The Department of Buildings has issued a stop-work order at the 1 Front Street location, saying Cioli has been illegally installing the rare pizza cooker, which can reach up to 1000 degree temperatures and gives pies a distinctive, highly-sought after flavor.

From The New York Post:

The city rarely issues new permits for coal-fired brick ovens because of environmental concerns. Existing ones like the one now at Grimaldi's are grandfathered in -- making them virtual gold mines. They can be approved on a case-by-case basis but it is very rare.

City officials said they have recommended Ciolli install a gas-powered oven that uses coal for flavor enhancement. However, pizza aficionados say the taste of pizzas made that way pales in comparison to those made with true coal-fired brick ovens.

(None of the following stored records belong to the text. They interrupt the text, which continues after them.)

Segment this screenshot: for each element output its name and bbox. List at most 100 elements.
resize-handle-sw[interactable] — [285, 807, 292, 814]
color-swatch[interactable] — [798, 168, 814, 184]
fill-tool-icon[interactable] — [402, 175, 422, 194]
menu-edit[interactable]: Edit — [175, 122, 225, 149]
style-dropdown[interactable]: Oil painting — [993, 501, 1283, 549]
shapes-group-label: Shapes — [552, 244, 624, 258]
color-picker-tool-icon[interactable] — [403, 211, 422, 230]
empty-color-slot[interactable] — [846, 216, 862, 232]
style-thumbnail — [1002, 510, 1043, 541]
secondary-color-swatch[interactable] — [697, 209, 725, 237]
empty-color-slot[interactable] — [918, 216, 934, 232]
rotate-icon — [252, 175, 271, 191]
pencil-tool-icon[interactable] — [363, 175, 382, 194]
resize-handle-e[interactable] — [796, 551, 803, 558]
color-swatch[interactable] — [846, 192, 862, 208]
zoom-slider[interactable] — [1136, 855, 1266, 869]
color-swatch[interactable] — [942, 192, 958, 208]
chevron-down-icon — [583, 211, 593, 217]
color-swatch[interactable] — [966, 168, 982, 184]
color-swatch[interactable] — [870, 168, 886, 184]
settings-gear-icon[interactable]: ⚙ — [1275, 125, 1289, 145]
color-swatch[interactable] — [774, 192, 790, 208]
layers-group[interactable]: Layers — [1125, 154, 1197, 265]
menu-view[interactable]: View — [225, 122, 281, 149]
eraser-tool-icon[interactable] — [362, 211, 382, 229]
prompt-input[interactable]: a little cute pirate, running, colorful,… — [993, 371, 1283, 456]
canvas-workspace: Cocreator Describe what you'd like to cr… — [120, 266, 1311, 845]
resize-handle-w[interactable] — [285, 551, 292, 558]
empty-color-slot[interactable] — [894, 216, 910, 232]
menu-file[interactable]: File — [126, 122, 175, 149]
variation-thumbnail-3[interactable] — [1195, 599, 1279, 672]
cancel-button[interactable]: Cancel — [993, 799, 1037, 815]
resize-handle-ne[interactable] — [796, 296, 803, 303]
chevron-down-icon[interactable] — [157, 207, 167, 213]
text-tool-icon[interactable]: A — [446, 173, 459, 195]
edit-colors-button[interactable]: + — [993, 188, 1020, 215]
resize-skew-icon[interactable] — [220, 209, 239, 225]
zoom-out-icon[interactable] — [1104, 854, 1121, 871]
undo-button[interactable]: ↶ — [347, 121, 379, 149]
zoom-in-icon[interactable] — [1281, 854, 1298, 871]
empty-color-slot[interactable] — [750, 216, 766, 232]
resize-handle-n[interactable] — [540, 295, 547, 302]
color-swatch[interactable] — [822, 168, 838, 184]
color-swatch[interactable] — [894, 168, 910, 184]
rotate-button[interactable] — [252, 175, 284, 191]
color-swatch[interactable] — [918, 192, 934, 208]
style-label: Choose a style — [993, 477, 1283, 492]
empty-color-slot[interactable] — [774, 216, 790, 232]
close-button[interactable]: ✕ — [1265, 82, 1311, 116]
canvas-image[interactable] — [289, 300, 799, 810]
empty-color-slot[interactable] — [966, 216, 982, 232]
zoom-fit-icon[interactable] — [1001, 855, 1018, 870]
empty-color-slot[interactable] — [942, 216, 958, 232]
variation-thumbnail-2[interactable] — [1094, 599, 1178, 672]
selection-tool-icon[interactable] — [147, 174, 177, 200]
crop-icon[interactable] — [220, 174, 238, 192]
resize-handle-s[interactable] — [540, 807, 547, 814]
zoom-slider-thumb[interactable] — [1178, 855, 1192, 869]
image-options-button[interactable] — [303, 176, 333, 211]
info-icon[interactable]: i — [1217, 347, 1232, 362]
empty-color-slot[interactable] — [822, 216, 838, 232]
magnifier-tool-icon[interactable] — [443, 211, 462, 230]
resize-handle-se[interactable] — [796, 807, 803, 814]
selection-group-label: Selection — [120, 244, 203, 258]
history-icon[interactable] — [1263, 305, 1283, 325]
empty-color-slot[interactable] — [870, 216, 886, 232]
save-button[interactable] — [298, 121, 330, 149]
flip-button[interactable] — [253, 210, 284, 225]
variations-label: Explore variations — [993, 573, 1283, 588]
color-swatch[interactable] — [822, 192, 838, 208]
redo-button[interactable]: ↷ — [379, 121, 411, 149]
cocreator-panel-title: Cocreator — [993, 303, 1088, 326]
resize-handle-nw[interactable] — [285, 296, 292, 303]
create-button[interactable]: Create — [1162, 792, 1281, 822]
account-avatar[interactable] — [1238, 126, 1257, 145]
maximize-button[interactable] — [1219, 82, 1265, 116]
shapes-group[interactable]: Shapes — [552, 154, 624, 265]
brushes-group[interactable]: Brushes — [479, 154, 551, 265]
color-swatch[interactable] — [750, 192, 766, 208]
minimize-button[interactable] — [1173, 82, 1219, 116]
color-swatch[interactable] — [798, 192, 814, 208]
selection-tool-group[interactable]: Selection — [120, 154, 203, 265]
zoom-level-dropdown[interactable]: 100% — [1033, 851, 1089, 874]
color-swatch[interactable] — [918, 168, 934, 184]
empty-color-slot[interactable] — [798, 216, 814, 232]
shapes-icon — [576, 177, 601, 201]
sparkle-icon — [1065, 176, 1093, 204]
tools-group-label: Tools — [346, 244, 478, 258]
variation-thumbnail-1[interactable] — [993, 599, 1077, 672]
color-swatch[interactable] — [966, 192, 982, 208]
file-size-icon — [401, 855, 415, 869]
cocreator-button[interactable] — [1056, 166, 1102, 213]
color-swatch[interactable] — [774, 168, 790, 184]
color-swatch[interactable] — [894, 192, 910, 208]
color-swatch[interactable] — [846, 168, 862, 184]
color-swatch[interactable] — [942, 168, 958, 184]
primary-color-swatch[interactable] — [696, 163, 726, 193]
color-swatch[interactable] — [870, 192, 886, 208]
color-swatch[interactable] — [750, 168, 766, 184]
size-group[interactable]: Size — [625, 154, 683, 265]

Ciolli claims it's all a mix-up and is putting the blame squarely on embattled Brooklyn starchitect Robert Scarano, who he says apparently only asked the city to approve the installation of a "pizza oven," neglecting to mention that it was a coal-oven. Scarano maintains, according to The Brooklyn Paper, that Ciolli only wanted a normal pizza oven that only uses coal to add flavor.

And so, assuming Ciolli can land the coal-oven, will there any tension between Ciolli and Grimaldi? Will there be a pizza-war?

Apparently not. Ciolli tells The Post, "I have no animosity towards Patsy and his family. He gave me a wonderful opportunity selling me the place in 1998, and I wish him the best."